Merkel désavouée par les élections au sein du SPD

06 Décembre, 2019, 23:09 | Auteur: Lynn Cook
  • Les nouveaux responsables du parti social-démocrate allemand, Norbert Walter Borjans et Saskia Esken le 30 novembre 2019 à Berlin

Les deux nouveaux présidents, pour la première fois un tandem paritaire, seront officiellement investis lors d'un congrès organisé du 6 au 8 décembre à Berlin. L'avenir de la coalition au pouvoir depuis mars 2018 a été fragilisé ce week-end par l'arrivée à la tête du SPD du ticket formé par Norbert Walter-Borjans et sa colistière Saskia Esken, hostiles à la "grande coalition".

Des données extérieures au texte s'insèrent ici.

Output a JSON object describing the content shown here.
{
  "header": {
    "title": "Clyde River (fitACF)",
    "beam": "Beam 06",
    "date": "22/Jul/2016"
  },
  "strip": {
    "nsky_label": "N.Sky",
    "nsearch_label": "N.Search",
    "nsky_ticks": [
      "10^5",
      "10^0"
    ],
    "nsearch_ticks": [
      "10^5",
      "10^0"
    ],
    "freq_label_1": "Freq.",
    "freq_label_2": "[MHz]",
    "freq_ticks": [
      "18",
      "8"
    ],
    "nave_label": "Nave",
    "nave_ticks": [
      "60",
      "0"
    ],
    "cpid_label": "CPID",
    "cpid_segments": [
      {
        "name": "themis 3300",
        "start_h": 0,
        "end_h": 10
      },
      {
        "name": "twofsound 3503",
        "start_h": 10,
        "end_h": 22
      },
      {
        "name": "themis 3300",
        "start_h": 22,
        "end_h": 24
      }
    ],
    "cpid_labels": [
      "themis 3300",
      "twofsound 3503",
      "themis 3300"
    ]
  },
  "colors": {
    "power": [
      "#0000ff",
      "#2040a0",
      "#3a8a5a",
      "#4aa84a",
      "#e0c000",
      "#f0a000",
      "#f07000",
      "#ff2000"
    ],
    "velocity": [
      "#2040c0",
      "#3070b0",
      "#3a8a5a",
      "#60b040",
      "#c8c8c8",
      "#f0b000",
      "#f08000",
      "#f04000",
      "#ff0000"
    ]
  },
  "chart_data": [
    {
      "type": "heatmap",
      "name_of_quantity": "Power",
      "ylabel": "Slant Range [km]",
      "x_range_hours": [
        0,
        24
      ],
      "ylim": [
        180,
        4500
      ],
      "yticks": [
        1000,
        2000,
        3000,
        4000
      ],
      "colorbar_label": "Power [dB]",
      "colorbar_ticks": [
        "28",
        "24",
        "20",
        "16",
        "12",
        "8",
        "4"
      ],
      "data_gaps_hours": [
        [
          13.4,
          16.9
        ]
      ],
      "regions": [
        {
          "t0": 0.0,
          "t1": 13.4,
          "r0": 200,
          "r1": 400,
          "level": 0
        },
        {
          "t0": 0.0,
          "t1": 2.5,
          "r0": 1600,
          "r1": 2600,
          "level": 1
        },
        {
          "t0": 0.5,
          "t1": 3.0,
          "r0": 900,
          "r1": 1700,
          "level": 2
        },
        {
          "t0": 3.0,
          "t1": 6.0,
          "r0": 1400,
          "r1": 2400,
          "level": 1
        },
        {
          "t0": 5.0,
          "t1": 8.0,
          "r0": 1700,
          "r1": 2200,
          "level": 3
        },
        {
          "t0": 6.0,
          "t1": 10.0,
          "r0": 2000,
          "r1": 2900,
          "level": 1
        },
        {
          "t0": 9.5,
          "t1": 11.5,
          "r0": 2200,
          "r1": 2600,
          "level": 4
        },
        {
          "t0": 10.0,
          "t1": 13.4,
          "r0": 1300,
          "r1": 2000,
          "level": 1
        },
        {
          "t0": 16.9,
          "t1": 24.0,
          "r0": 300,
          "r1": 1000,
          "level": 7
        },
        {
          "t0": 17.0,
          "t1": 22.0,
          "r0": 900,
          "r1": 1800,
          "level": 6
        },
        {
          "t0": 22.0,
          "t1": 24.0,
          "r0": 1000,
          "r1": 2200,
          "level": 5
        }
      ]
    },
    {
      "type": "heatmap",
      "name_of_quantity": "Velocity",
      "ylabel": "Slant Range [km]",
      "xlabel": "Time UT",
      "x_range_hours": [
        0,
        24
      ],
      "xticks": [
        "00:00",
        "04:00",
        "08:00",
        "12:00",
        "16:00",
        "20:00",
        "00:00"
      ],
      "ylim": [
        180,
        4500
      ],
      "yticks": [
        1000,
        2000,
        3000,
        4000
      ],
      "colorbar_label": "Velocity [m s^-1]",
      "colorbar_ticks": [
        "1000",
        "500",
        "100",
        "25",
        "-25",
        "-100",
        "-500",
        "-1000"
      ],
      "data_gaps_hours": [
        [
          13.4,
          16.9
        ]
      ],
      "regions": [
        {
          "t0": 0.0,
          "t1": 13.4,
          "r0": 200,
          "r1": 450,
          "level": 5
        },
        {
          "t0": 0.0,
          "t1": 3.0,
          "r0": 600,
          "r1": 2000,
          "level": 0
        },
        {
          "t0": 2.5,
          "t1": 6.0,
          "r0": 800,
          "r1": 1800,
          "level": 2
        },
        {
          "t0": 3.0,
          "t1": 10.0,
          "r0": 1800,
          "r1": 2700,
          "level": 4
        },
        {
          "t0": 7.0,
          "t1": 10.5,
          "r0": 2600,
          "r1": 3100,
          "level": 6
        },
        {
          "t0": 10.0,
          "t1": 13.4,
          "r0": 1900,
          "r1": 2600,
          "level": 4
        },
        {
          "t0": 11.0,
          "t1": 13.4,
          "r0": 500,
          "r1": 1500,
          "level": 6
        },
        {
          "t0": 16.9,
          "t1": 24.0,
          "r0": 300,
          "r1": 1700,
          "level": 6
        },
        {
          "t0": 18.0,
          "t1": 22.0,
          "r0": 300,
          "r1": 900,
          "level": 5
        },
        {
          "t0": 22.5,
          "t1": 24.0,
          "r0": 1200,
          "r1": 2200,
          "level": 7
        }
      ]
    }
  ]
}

Quelque 54 % des 426.630 militants du parti, créé sous ce nom en 1890, ont participé à ce second tour.

"L'Allemagne va être confrontée à de nouvelles élections ou à un gouvernement minoritaire", a ainsi prédit le parti libéral FDP, convaincu que touche à sa fin la grande coalition entre conservateurs et sociaux-démocrates, formée dans la douleur il y a un an et demi. Les vainqueurs ont promis de leur "tendre la main" pour maintenir la "cohésion" du parti, distancé dans les sondages par la droite et les écologistes, et au coude à coude avec l'extrême droite.

Seuls 53% des militants ont ainsi voté au premier tour en octobre. La conséquence directe pourrait être l'éclatement de la "grande coalition" et donc un possible départ précipité de la chancelière allemande avant la fin de son quatrième mandat, prévu à l'automne 2021.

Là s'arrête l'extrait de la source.